In the Mahabharata, King Dhritarashtra was born blind. Instead of becoming his sight, his wife Gandhari blindfolded herself in an act of solidarity with her husband.
Dhritarashatra was born blind. He carried this ‘injustice’ like a debt the world owed him. He refused to see even what was obvious. A bitter man, he turned his hundred sons (the Kauravas) into weapons of destruction.
Mediocrites wade through a mile-wide, inch-deep ocean of content. They are blinded by laziness, status quo, and dopamine addiction. They are like Dhritsrashtra.

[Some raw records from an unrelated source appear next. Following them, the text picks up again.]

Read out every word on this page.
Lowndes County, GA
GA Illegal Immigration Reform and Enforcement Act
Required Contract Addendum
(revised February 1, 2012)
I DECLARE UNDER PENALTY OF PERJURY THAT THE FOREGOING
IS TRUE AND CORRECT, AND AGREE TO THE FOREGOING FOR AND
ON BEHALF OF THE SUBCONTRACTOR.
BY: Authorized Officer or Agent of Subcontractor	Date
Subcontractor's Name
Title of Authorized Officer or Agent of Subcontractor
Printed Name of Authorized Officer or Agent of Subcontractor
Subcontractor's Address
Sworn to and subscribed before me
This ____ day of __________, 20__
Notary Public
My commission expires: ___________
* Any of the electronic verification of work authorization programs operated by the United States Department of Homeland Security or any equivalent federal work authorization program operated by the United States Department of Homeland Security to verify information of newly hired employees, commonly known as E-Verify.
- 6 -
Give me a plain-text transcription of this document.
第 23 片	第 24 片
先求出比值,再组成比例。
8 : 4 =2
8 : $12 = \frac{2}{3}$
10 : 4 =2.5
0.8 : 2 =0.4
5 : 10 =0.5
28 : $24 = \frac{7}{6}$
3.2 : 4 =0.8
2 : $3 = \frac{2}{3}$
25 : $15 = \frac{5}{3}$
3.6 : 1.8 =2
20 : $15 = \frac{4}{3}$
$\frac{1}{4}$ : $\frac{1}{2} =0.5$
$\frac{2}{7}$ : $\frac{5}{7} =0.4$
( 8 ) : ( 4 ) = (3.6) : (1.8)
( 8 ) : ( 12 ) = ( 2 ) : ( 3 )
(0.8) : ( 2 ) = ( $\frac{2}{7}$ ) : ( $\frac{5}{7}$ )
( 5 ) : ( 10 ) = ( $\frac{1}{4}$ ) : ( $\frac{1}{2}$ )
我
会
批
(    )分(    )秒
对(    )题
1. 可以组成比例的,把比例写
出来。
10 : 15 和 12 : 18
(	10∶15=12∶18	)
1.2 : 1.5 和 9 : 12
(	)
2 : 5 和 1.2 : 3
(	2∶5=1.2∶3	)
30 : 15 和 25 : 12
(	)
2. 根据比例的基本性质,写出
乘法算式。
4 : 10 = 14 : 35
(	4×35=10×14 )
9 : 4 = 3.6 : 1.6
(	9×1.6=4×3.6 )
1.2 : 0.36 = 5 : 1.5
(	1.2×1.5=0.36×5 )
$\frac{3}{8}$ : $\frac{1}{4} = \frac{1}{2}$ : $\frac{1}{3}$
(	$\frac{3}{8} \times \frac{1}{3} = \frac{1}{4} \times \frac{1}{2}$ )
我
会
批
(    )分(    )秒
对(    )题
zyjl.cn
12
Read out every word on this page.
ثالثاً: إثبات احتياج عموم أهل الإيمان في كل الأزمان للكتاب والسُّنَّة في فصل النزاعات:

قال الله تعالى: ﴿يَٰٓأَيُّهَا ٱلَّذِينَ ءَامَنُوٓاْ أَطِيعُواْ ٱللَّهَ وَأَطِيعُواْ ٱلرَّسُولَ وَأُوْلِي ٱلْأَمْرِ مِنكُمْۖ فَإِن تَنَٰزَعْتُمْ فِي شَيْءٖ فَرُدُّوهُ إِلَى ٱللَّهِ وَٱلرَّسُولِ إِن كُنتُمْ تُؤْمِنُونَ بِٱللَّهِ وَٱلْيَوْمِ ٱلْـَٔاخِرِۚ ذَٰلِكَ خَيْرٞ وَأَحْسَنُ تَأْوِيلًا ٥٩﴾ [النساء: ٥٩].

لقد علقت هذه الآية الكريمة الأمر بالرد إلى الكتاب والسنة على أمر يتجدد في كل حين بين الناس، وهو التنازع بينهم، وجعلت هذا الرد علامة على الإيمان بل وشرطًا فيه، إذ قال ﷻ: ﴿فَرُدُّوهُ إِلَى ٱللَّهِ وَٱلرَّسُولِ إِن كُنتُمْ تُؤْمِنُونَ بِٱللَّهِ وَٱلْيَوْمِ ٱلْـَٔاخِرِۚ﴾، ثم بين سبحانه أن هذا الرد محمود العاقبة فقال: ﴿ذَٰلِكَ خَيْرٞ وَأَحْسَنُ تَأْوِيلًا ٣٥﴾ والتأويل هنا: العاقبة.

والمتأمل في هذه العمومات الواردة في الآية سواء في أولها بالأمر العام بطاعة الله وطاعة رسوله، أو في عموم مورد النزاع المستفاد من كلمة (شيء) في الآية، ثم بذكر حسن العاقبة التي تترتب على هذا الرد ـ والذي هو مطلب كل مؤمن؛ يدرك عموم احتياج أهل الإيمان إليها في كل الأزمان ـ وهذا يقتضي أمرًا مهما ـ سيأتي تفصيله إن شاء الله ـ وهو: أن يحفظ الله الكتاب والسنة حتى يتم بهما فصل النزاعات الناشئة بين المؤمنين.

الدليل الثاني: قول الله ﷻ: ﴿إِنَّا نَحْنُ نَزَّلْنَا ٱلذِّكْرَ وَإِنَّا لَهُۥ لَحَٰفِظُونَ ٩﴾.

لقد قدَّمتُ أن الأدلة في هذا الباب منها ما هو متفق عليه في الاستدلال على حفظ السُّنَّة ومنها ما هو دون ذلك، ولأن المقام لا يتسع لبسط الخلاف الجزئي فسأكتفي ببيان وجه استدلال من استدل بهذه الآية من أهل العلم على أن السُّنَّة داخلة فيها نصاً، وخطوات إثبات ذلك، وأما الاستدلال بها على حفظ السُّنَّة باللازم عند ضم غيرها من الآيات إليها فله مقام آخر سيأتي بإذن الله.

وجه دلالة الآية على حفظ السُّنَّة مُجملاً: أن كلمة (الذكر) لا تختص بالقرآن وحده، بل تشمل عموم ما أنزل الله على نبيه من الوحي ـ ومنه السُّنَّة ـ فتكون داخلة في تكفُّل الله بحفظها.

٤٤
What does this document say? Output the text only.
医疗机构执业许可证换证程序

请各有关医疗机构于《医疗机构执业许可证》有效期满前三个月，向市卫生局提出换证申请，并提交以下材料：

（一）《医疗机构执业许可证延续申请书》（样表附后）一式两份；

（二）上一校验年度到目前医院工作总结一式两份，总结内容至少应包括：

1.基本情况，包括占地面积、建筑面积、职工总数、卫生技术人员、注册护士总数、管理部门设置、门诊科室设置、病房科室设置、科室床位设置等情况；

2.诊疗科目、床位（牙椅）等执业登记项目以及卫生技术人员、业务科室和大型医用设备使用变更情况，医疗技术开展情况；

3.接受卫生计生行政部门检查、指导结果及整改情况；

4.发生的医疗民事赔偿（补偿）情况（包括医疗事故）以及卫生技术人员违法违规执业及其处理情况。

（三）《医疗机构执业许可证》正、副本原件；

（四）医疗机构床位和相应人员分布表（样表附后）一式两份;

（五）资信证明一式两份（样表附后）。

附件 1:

But Gandhari chose blindness. She refused to see out of a misplaced sense of loyalty.
Meaning-seekers are blinded because they let their hearts rule and stop being conscience keepers. They are like Gandhari
Until they see, artists will go unnoticed and mercenararians will thrive.
In conclusion, I am more cynical than optimistic about what AI will do to trust, taste and discernment.
Yet, I want to be proven wrong because I know that when machines think for us, we rush to seek meaning in analogue stories that sprout between rusted metallic crevices.
S ome of what I predicted in the last two newsletters is happening.
I hope these are good signs.
In Artists in the Age of AI, I wrote that the more AI runs our world, the more we will value artistry - yesterday, Open AI acquired Jony Ive’s brain for $6.5 billion.
In Mercenararians in the age of AI, I mentioned that if mercenararians and artists partner, they could create magic- Sam Altman and Jony Ive plan to build AI companions to rival the iPhone.
The bottom line remains. AI will change what we find meaningful forever. Let’s hope we chase the right meaning in the right places. With or without AI.